GPU Pro Tip: Track MPI Calls In The NVIDIA Visual Profiler

Often when profiling GPU-accelerated applications that run on clusters, one needs to visualize MPI (Message Passing Interface) calls on the GPU timeline in the profiler. While tools like Vampir and Tau will allow programmers to see a big picture view of how a parallel application performs, sometimes all you need is a look at how MPI is affecting GPU performance on a single node using a simple tool like the NVIDIA Visual Profiler. With the help of the NVIDIA Tools Extensions (NVTX) and the MPI standard itself, this is pretty easy to do.

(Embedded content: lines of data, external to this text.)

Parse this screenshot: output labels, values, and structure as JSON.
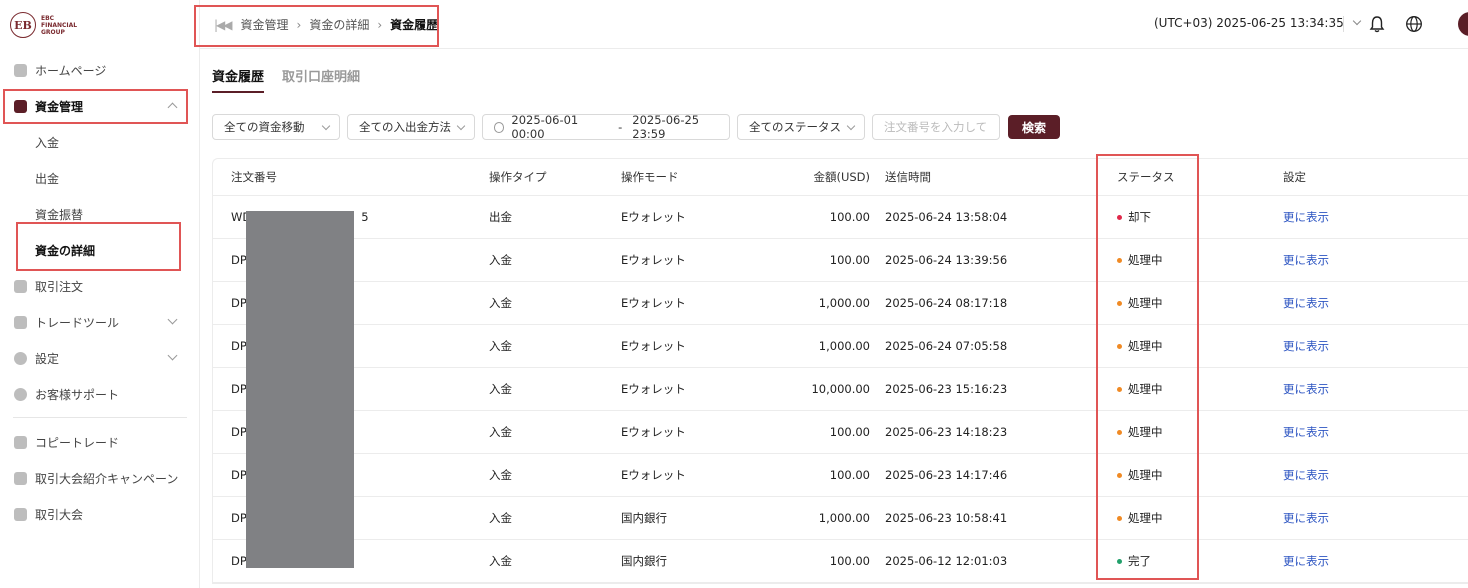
{
  "logo": {
    "mark": "EB",
    "line1": "EBC",
    "line2": "FINANCIAL",
    "line3": "GROUP"
  },
  "sidebar": {
    "items": [
      {
        "label": "ホームページ"
      },
      {
        "label": "資金管理"
      },
      {
        "label": "入金"
      },
      {
        "label": "出金"
      },
      {
        "label": "資金振替"
      },
      {
        "label": "資金の詳細"
      },
      {
        "label": "取引注文"
      },
      {
        "label": "トレードツール"
      },
      {
        "label": "設定"
      },
      {
        "label": "お客様サポート"
      },
      {
        "label": "コピートレード"
      },
      {
        "label": "取引大会紹介キャンペーン"
      },
      {
        "label": "取引大会"
      }
    ]
  },
  "header": {
    "breadcrumb": [
      "資金管理",
      "資金の詳細",
      "資金履歴"
    ],
    "timezone": "(UTC+03)  2025-06-25 13:34:35"
  },
  "tabs": [
    "資金履歴",
    "取引口座明細"
  ],
  "filters": {
    "movement": "全ての資金移動",
    "method": "全ての入出金方法",
    "date_start": "2025-06-01 00:00",
    "date_sep": "-",
    "date_end": "2025-06-25 23:59",
    "status": "全てのステータス",
    "order_placeholder": "注文番号を入力して",
    "search_label": "検索"
  },
  "table": {
    "headers": [
      "注文番号",
      "操作タイプ",
      "操作モード",
      "金額(USD)",
      "送信時間",
      "ステータス",
      "設定"
    ],
    "rows": [
      {
        "order": "WD",
        "order_tail": "5",
        "type": "出金",
        "mode": "Eウォレット",
        "amount": "100.00",
        "time": "2025-06-24 13:58:04",
        "status": "却下",
        "status_color": "#e0284a",
        "action": "更に表示"
      },
      {
        "order": "DP",
        "order_tail": "",
        "type": "入金",
        "mode": "Eウォレット",
        "amount": "100.00",
        "time": "2025-06-24 13:39:56",
        "status": "処理中",
        "status_color": "#f08a24",
        "action": "更に表示"
      },
      {
        "order": "DP",
        "order_tail": "",
        "type": "入金",
        "mode": "Eウォレット",
        "amount": "1,000.00",
        "time": "2025-06-24 08:17:18",
        "status": "処理中",
        "status_color": "#f08a24",
        "action": "更に表示"
      },
      {
        "order": "DP",
        "order_tail": "",
        "type": "入金",
        "mode": "Eウォレット",
        "amount": "1,000.00",
        "time": "2025-06-24 07:05:58",
        "status": "処理中",
        "status_color": "#f08a24",
        "action": "更に表示"
      },
      {
        "order": "DP",
        "order_tail": "",
        "type": "入金",
        "mode": "Eウォレット",
        "amount": "10,000.00",
        "time": "2025-06-23 15:16:23",
        "status": "処理中",
        "status_color": "#f08a24",
        "action": "更に表示"
      },
      {
        "order": "DP",
        "order_tail": "",
        "type": "入金",
        "mode": "Eウォレット",
        "amount": "100.00",
        "time": "2025-06-23 14:18:23",
        "status": "処理中",
        "status_color": "#f08a24",
        "action": "更に表示"
      },
      {
        "order": "DP",
        "order_tail": "",
        "type": "入金",
        "mode": "Eウォレット",
        "amount": "100.00",
        "time": "2025-06-23 14:17:46",
        "status": "処理中",
        "status_color": "#f08a24",
        "action": "更に表示"
      },
      {
        "order": "DP",
        "order_tail": "",
        "type": "入金",
        "mode": "国内銀行",
        "amount": "1,000.00",
        "time": "2025-06-23 10:58:41",
        "status": "処理中",
        "status_color": "#f08a24",
        "action": "更に表示"
      },
      {
        "order": "DP",
        "order_tail": "",
        "type": "入金",
        "mode": "国内銀行",
        "amount": "100.00",
        "time": "2025-06-12 12:01:03",
        "status": "完了",
        "status_color": "#22a06b",
        "action": "更に表示"
      }
    ]
  },
  "colors": {
    "brand": "#5b1e27",
    "link": "#2d55c2",
    "highlight": "#e05555"
  }
}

The NVTX API lets you embed information within a GPU profile, such as marking events or annotating ranges in the timeline with details about application behavior during that time. Jiri Kraus wrote past posts about generating custom application timelines with NVTX, and about using it to label individual MPI ranks in MPI profiles. In this post I’ll show you how to use an NVTX range to annotate the time spent in MPI calls. To do this, we’ll use the MPI profiling interface (PMPI), which is a standard part of MPI. PMPI allows tools to intercept calls to the MPI library to perform actions before or after the MPI call is executed. This means that we can insert NVTX calls into our MPI library calls to mark MPI calls on the GPU timeline.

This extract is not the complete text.